Habit made him turn back to the man to check he was still safe, and he must have looked miserable about it because Cristian sucked in a breath. A second later, his pupils dilated and he took another inhalation, this one slower and deeper.
“That’s what she meant,” he whispered. “All this time and I didn’t know that’s what it was—”
“What are you talking about?” Atlas protested. Nell’s odd interrogation came back, her insistence that she smelled something different about him when he looked at Cristian. Burned sugar and salt... Cristian scented the air again, as subtly as he could, and Atlas flushed, suddenly, horribly exposed. “Stop smelling me.”
“Sorry,” Cristian apologized immediately, though he swayed a little as he tried to get himself back under control. “But—”
“What?”
He took a deep breath. “Is that all it takes? Is telling you the truth all it takes to get you to look at me like that?” he asked, courageous in a way Atlas would never know. He took a cautious step forward, sliding so, so easily into Atlas’s space, and tilted his head up, his lips a breath away. Waiting. Giving Atlas the chance to move, to flee, or to surrender and close the distance between them.

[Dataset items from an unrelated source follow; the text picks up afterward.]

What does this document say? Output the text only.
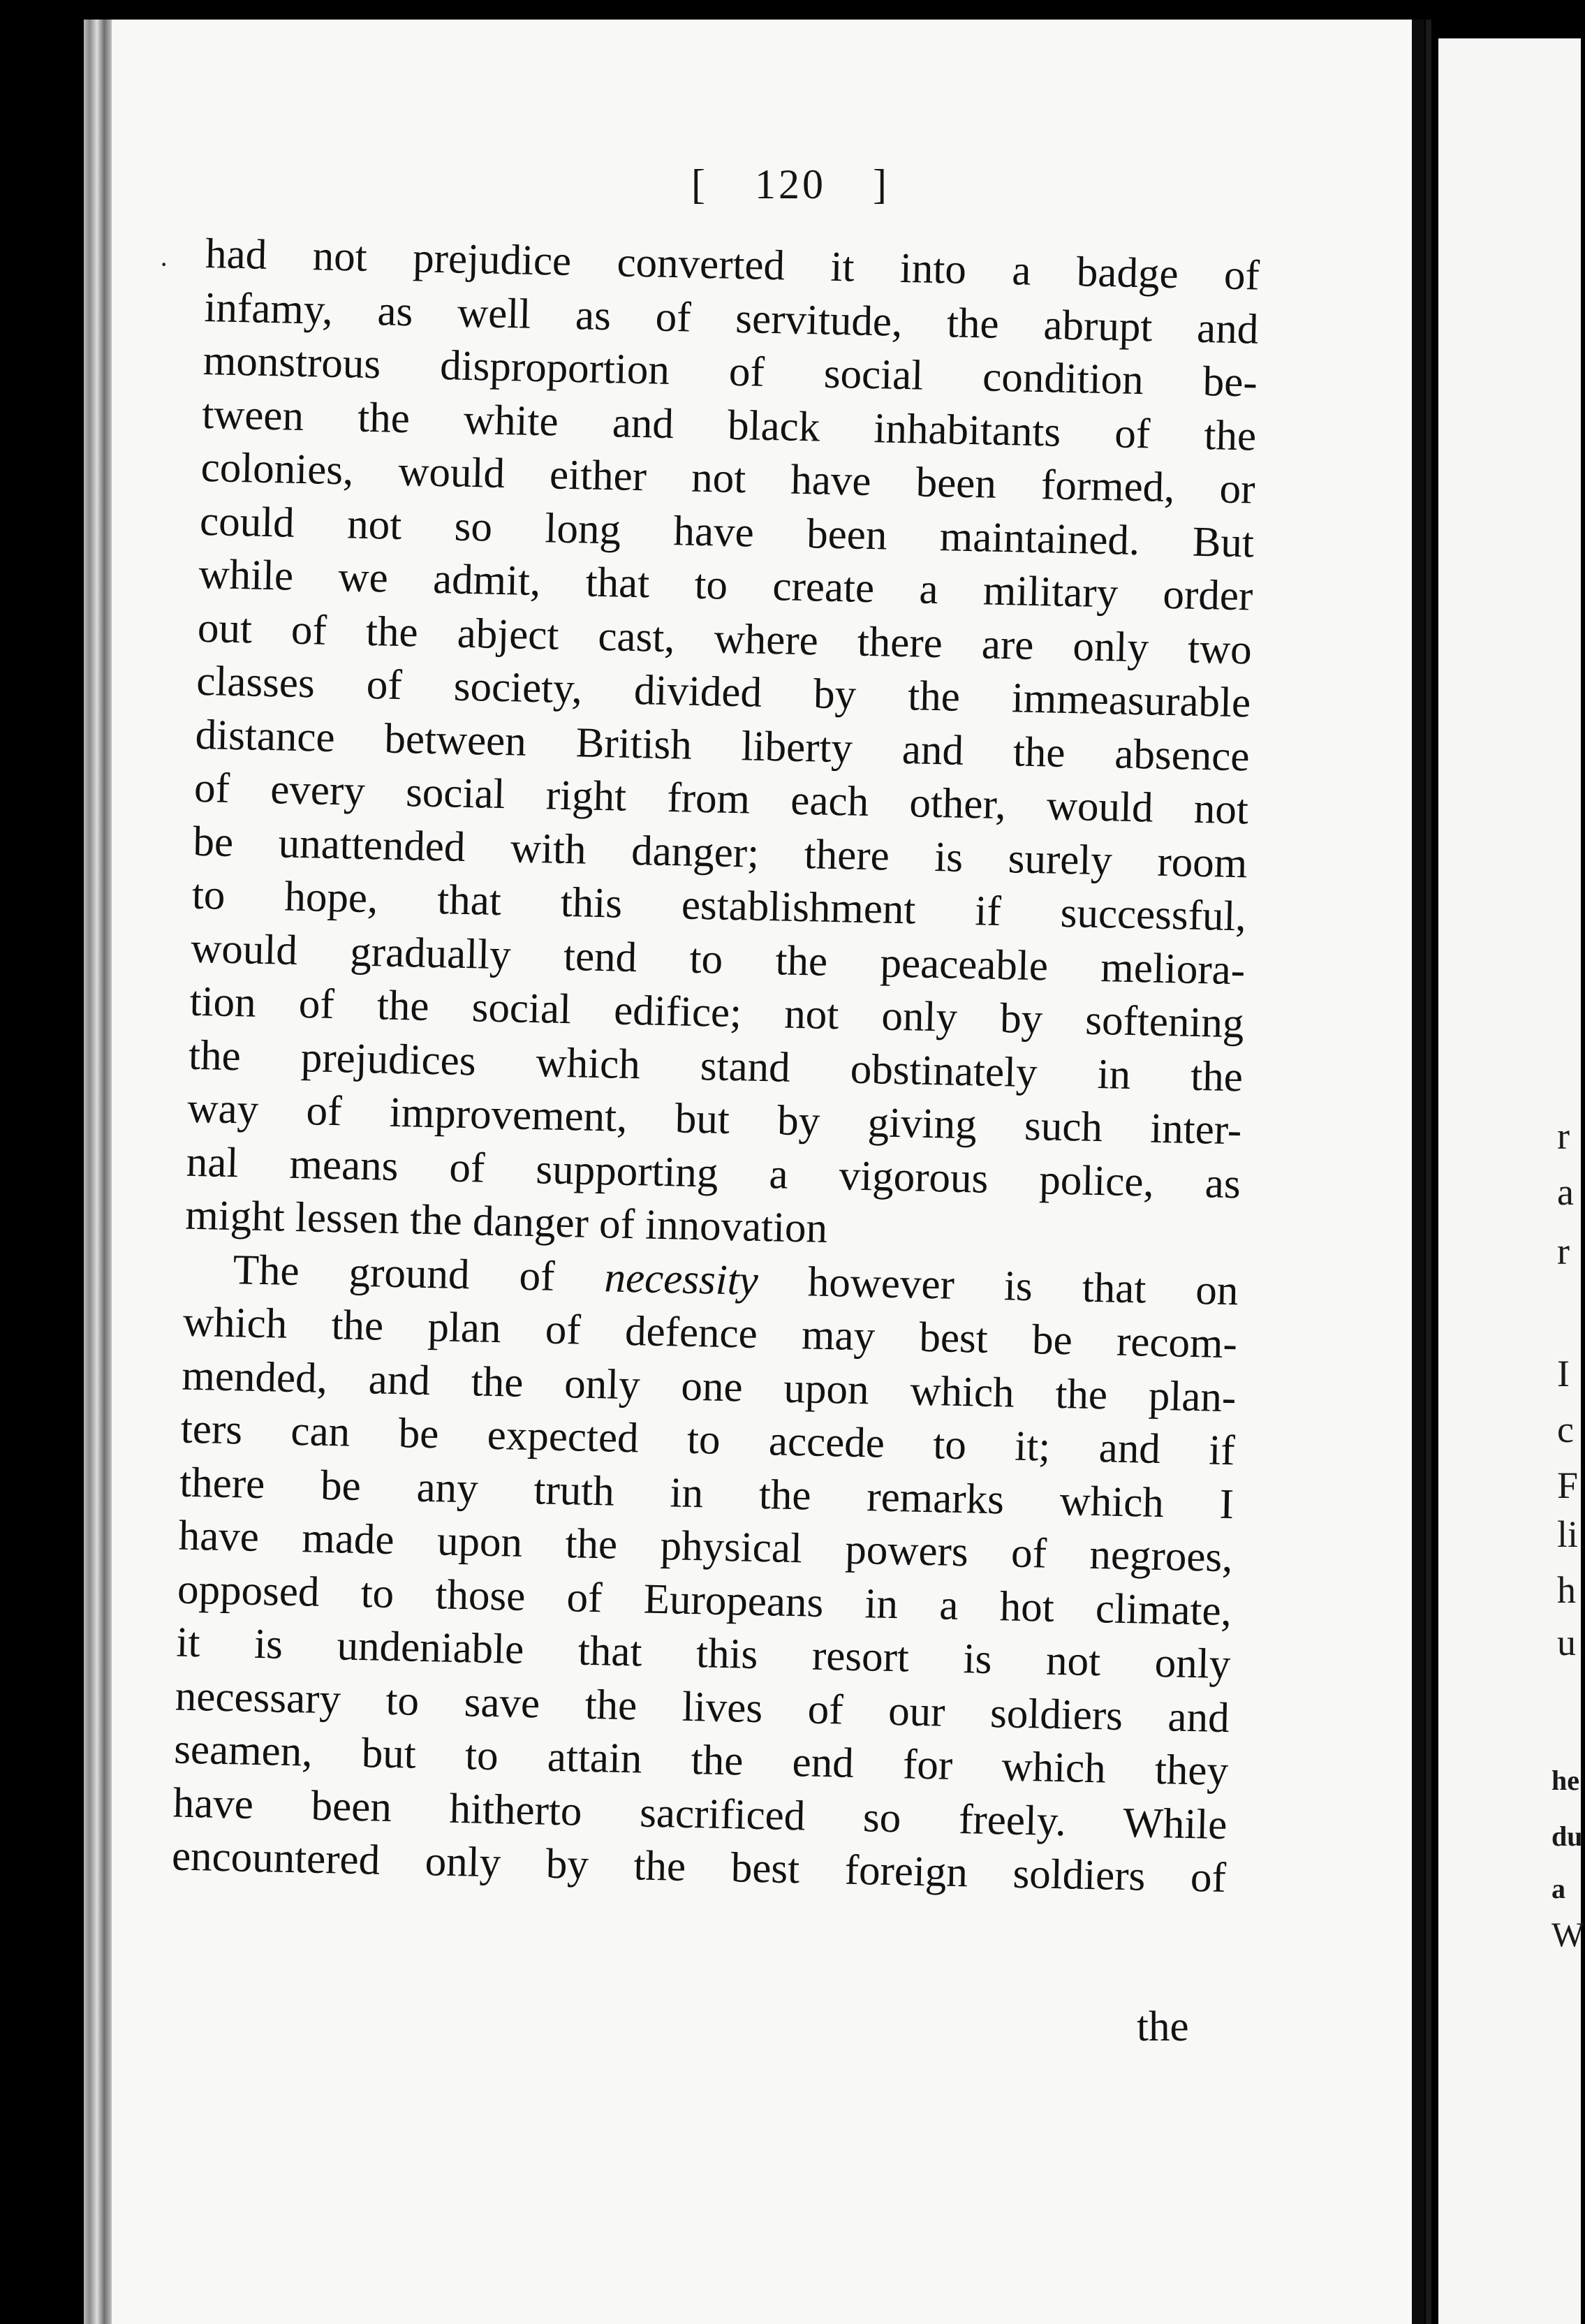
r
a
r
I
c
F
li
h
u
he
du
a
W
[ 120 ]
· had not prejudice converted it into a badge of
infamy, as well as of servitude, the abrupt and
monstrous disproportion of social condition be-
tween the white and black inhabitants of the
colonies, would either not have been formed, or
could not so long have been maintained. But
while we admit, that to create a military order
out of the abject cast, where there are only two
classes of society, divided by the immeasurable
distance between British liberty and the absence
of every social right from each other, would not
be unattended with danger; there is surely room
to hope, that this establishment if successful,
would gradually tend to the peaceable meliora-
tion of the social edifice; not only by softening
the prejudices which stand obstinately in the
way of improvement, but by giving such inter-
nal means of supporting a vigorous police, as
might lessen the danger of innovation
The ground of necessity however is that on
which the plan of defence may best be recom-
mended, and the only one upon which the plan-
ters can be expected to accede to it; and if
there be any truth in the remarks which I
have made upon the physical powers of negroes,
opposed to those of Europeans in a hot climate,
it is undeniable that this resort is not only
necessary to save the lives of our soldiers and
seamen, but to attain the end for which they
have been hitherto sacrificed so freely. While
encountered only by the best foreign soldiers of
the
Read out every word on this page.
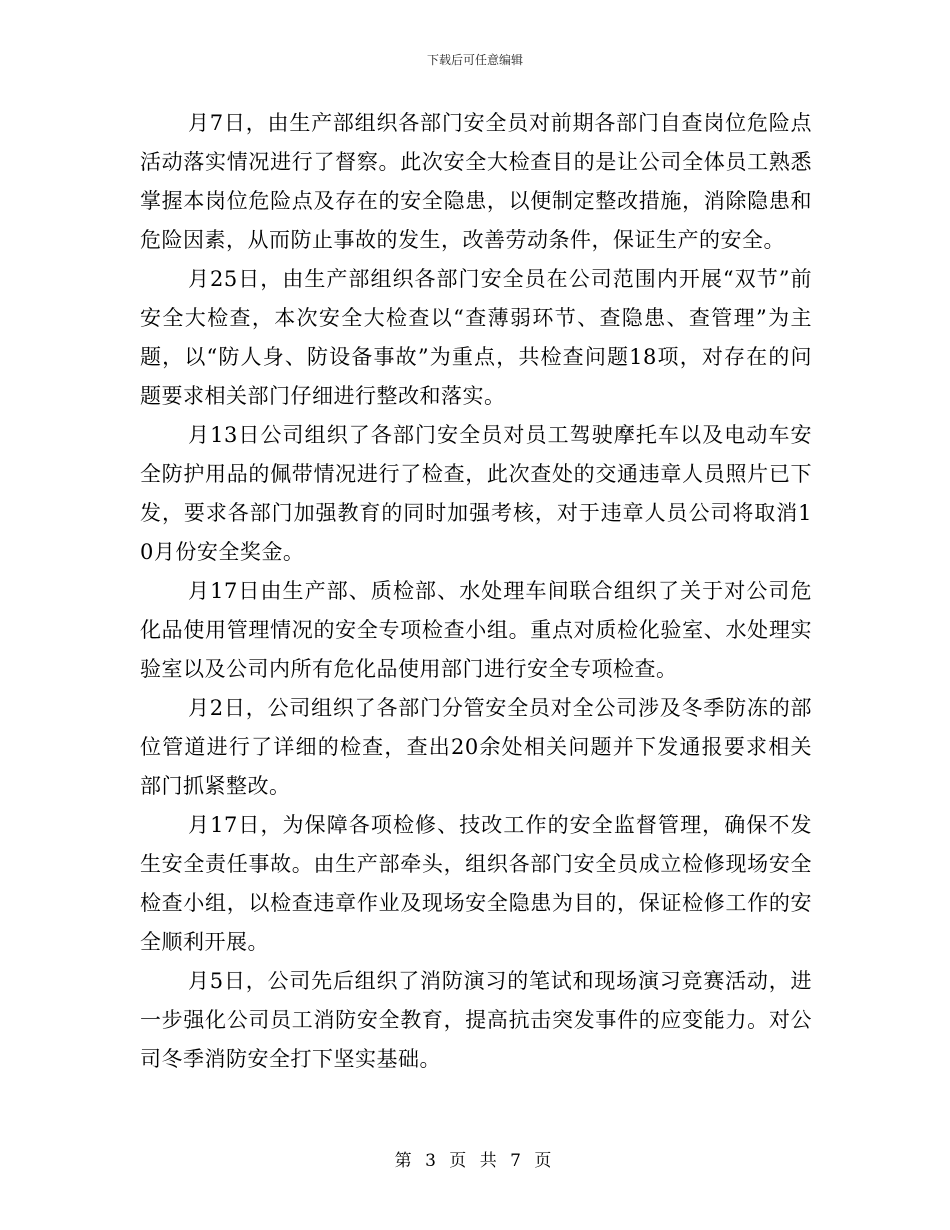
下载后可任意编辑

月7日，由生产部组织各部门安全员对前期各部门自查岗位危险点活动落实情况进行了督察。此次安全大检查目的是让公司全体员工熟悉掌握本岗位危险点及存在的安全隐患，以便制定整改措施，消除隐患和危险因素，从而防止事故的发生，改善劳动条件，保证生产的安全。

月25日，由生产部组织各部门安全员在公司范围内开展“双节”前安全大检查，本次安全大检查以“查薄弱环节、查隐患、查管理”为主题，以“防人身、防设备事故”为重点，共检查问题18项，对存在的问题要求相关部门仔细进行整改和落实。

月13日公司组织了各部门安全员对员工驾驶摩托车以及电动车安全防护用品的佩带情况进行了检查，此次查处的交通违章人员照片已下发，要求各部门加强教育的同时加强考核，对于违章人员公司将取消10月份安全奖金。

月17日由生产部、质检部、水处理车间联合组织了关于对公司危化品使用管理情况的安全专项检查小组。重点对质检化验室、水处理实验室以及公司内所有危化品使用部门进行安全专项检查。

月2日，公司组织了各部门分管安全员对全公司涉及冬季防冻的部位管道进行了详细的检查，查出20余处相关问题并下发通报要求相关部门抓紧整改。

月17日，为保障各项检修、技改工作的安全监督管理，确保不发生安全责任事故。由生产部牵头，组织各部门安全员成立检修现场安全检查小组，以检查违章作业及现场安全隐患为目的，保证检修工作的安全顺利开展。

月5日，公司先后组织了消防演习的笔试和现场演习竞赛活动，进一步强化公司员工消防安全教育，提高抗击突发事件的应变能力。对公司冬季消防安全打下坚实基础。

第 3 页 共 7 页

“How am I looking at you?” Atlas asked, desperate to keep his head and not do something foolish.
“Like I’m finally worth the risk.” Cristian smiled, a tentative quirk of his lips. “You have an impressive poker face, you know. No matter what I did, I could never tell what you were actually thinking. The scents didn’t tell me anything either. But maybe I’ve just been reading you wrong this whole time...” He trailed off and lifted his hand, brushing the backs of his fingers lightly down Atlas’s temple, his cheek. He moved as though he feared Atlas would lash out against him, but Atlas couldn’t have stirred if he’d wanted to. And he didn’t.